Un lourd silence s’ensuivit, personne n’osant ou ne voulant le briser. Les yeux rivés sur ses chevilles croisées, Min paraissait cependant rassurée par la présence de Moiraine. Adossé à une cloison, Uno regardait dans le vide. Oubliant la gravité du moment, Loial sortit un livre de sa poche et plissa les yeux pour le déchiffrer dans la pénombre. L’attente se prolongea, mettant à rude épreuve les nerfs de Perrin.
Dans mes rêves, ce ne sont pas les Ténèbres qui me terrorisent, mais les loups. Je refuse de les laisser entrer dans ma tête !
Dès que Lan fut revenu, Moiraine cessa de s’occuper de Min et se redressa de toute sa hauteur.
— Ces quatre dernières nuits, annonça le Champion, la moitié des hommes ont rêvé à une épée. Certains se souviennent de la salle aux grandes colonnes, et cinq ont même précisé que l’épée était en cristal ou en verre. Masema affirme avoir vu Rand la tenir, dans son rêve de la dernière nuit.
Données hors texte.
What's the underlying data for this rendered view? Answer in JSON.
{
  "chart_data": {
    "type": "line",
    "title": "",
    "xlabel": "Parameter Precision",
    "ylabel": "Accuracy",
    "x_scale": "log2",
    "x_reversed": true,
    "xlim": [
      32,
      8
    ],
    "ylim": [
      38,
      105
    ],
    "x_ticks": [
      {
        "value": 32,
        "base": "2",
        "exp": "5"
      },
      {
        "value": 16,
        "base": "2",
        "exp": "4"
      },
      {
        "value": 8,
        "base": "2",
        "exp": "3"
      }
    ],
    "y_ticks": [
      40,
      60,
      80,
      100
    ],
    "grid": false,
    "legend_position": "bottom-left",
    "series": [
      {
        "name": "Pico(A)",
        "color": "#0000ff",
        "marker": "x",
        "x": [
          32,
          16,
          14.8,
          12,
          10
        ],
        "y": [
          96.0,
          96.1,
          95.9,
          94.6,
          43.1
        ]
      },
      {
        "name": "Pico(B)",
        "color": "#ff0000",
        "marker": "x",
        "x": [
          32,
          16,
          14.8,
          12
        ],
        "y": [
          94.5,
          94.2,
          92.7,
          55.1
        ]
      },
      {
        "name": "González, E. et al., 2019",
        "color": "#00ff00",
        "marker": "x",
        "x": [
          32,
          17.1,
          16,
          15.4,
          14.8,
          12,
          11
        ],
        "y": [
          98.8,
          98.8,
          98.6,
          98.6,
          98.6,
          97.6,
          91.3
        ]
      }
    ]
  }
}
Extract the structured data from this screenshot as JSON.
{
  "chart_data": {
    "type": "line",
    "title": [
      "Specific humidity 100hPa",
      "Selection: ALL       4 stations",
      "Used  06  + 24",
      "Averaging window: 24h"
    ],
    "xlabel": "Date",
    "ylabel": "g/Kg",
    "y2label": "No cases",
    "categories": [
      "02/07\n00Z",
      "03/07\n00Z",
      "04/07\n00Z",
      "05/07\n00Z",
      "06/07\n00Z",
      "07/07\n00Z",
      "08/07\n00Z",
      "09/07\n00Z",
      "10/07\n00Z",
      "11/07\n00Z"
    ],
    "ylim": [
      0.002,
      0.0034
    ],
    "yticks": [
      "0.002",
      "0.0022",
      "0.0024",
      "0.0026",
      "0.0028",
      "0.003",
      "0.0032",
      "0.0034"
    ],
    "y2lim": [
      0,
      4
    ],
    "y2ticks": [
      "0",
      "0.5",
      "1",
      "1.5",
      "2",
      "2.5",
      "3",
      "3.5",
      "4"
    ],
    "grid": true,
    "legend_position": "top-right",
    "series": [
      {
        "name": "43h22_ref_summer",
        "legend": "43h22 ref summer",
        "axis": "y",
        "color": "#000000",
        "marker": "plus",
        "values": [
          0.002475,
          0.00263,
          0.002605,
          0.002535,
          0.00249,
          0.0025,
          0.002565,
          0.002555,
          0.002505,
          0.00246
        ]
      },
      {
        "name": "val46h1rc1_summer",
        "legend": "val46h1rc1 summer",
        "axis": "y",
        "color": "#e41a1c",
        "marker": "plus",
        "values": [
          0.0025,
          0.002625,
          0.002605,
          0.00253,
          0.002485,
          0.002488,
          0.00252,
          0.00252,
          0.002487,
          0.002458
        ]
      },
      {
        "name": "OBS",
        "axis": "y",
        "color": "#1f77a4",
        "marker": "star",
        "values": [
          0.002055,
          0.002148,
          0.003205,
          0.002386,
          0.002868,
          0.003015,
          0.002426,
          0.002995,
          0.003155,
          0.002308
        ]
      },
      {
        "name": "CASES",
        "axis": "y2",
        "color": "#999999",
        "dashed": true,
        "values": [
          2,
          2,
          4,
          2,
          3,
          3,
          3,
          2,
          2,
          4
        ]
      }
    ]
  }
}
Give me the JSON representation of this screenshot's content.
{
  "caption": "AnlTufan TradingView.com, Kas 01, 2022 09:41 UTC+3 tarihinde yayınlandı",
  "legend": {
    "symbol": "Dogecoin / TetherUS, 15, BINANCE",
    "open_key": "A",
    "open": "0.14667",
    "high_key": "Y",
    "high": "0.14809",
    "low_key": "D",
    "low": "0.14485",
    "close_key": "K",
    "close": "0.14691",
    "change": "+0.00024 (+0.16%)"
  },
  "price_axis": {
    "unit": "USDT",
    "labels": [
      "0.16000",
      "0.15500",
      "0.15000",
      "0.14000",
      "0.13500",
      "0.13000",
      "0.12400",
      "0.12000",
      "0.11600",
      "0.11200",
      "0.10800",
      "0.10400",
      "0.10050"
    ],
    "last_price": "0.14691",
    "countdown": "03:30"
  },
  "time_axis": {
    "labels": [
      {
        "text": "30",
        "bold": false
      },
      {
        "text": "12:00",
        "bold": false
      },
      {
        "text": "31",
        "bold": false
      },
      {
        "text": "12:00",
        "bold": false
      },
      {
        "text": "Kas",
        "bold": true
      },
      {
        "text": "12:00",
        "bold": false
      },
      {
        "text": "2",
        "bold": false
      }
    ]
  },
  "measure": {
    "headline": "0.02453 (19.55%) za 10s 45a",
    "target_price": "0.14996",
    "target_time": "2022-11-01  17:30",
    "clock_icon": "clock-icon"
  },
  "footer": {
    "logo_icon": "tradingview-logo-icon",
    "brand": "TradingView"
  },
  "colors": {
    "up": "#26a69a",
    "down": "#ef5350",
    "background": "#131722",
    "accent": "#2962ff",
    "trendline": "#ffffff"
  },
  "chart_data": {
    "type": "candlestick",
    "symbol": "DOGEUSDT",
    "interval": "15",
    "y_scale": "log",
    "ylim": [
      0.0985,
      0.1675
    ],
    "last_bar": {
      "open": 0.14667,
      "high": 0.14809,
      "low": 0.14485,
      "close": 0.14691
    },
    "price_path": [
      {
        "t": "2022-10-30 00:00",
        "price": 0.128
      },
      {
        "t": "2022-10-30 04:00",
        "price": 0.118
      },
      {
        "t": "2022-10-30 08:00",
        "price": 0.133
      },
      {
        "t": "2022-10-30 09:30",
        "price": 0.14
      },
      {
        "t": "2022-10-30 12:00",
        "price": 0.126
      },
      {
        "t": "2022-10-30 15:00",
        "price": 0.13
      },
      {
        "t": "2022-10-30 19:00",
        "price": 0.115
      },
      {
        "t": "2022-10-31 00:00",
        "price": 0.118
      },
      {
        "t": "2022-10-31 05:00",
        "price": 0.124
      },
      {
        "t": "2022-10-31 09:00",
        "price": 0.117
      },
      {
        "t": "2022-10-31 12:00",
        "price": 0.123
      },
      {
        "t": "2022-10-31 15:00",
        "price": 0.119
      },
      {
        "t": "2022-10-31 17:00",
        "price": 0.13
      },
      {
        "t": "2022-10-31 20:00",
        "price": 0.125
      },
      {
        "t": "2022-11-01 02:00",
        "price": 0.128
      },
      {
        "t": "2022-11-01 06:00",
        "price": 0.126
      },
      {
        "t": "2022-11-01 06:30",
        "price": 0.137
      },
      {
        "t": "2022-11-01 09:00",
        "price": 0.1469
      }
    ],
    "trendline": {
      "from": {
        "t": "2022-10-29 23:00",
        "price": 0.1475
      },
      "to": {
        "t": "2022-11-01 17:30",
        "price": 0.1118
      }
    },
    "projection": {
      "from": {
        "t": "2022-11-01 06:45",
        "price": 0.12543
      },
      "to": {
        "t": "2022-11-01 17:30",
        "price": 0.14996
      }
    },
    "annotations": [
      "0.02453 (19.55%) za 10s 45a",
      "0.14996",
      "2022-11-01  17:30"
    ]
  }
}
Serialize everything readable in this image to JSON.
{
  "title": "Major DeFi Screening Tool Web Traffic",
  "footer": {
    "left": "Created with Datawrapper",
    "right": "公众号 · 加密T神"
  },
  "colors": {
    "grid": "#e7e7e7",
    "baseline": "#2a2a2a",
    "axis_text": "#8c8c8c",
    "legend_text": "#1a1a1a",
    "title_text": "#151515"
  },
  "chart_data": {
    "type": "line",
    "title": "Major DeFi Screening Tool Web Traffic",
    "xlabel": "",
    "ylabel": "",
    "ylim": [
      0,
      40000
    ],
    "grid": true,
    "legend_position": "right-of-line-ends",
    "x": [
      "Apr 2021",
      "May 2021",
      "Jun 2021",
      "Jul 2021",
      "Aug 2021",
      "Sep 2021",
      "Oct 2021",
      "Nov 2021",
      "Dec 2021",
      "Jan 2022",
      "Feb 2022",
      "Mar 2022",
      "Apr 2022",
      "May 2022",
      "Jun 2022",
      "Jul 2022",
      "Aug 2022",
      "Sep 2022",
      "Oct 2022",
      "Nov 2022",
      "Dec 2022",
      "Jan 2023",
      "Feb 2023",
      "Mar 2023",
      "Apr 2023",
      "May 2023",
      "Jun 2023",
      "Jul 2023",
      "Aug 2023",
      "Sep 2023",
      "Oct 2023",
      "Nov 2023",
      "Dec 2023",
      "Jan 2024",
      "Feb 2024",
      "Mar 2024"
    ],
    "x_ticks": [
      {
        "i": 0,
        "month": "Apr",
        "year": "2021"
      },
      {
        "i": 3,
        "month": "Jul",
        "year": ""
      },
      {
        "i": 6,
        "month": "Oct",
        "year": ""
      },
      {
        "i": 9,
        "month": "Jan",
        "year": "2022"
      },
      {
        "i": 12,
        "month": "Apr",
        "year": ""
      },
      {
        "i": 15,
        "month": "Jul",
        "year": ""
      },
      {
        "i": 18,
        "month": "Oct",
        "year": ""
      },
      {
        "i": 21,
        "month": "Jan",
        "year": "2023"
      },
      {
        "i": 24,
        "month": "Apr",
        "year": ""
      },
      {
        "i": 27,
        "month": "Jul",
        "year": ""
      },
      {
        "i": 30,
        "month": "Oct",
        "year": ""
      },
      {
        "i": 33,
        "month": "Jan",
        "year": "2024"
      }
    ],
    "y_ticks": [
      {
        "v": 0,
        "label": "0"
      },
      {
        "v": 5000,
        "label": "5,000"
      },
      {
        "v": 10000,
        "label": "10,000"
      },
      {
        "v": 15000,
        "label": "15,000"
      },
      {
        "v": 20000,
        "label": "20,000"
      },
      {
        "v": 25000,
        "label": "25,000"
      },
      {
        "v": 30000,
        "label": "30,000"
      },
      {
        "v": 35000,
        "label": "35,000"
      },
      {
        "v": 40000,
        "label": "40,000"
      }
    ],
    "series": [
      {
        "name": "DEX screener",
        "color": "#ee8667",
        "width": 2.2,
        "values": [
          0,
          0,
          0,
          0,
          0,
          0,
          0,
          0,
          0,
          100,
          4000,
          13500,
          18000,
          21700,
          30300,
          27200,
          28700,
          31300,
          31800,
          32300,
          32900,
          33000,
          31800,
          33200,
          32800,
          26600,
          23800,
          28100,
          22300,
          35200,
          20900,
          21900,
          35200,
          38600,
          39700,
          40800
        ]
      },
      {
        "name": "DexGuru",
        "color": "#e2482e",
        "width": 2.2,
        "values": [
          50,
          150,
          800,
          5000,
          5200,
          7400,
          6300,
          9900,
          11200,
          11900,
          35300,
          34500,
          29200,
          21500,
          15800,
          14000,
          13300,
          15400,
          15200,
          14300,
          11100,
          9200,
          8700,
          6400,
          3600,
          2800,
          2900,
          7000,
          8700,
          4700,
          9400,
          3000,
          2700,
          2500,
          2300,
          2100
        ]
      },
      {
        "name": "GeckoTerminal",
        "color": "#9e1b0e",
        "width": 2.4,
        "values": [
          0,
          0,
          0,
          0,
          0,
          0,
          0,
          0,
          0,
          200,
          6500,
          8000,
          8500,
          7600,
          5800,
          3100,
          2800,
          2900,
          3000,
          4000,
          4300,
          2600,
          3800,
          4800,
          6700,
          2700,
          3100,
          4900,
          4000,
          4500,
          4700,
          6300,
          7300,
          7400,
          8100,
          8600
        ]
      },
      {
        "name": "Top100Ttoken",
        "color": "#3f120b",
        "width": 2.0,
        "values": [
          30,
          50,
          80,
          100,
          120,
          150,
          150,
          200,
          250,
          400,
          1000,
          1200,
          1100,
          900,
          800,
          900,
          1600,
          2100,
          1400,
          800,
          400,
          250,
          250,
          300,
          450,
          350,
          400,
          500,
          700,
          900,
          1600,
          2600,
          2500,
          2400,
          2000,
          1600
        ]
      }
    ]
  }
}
— Voilà qui ne m’étonne pas de ce soldat… (Semblant soudain déborder de vitalité, l’Aes Sedai se frotta énergiquement les mains.) Maintenant, j’ai des certitudes ! Cela dit, j’aimerais savoir comment il a réussi à nous fausser compagnie sans être vu. S’il a redécouvert des aptitudes remontant à l’Âge des Légendes…
Lan regarda Uno, qui blêmit de confusion.
— J’ai oublié, avec ces fichues conversations sur ces maudits…
Il se racla la gorge, regarda Moiraine, vit qu’elle ne se formalisait pas, et continua :
— Eh bien… Hum… J’ai suivi les traces du Seigneur Dragon. La vallée encastrée a une sortie, désormais… Une conséquence du tremblement de terre. J’ai trouvé des empreintes de sabots. Un chemin pénible pour un cheval, mais négociable. À partir de cette issue, il est facile de contourner la montagne.
— Bonne nouvelle, dit Moiraine. Au moins, Rand n’est pas capable de voler, de se rendre invisible ou de faire je ne sais quel miracle oublié depuis l’Âge des Légendes. Nous devons le suivre, et vite ! Uno, je vais te donner assez d’or pour que les hommes et toi puissiez survivre jusqu’à Jehannah. Je t’indiquerai aussi le nom de quelqu’un qui vous en remettra plus, là-bas. Au Ghealdan, on se méfie des étrangers, mais si vous vous tenez tranquilles, on ne viendra pas vous ennuyer. Attendez en ville jusqu’à ce que je vous envoie un message.
— Nous voulons venir ! protesta le sergent. Enfin, nous avons juré de suivre le Dragon Réincarné ! Je ne vois pas comment nous pourrons prendre une forteresse qui n’est jamais tombée, mais avec l’aide du Seigneur Dragon, rien n’est impossible.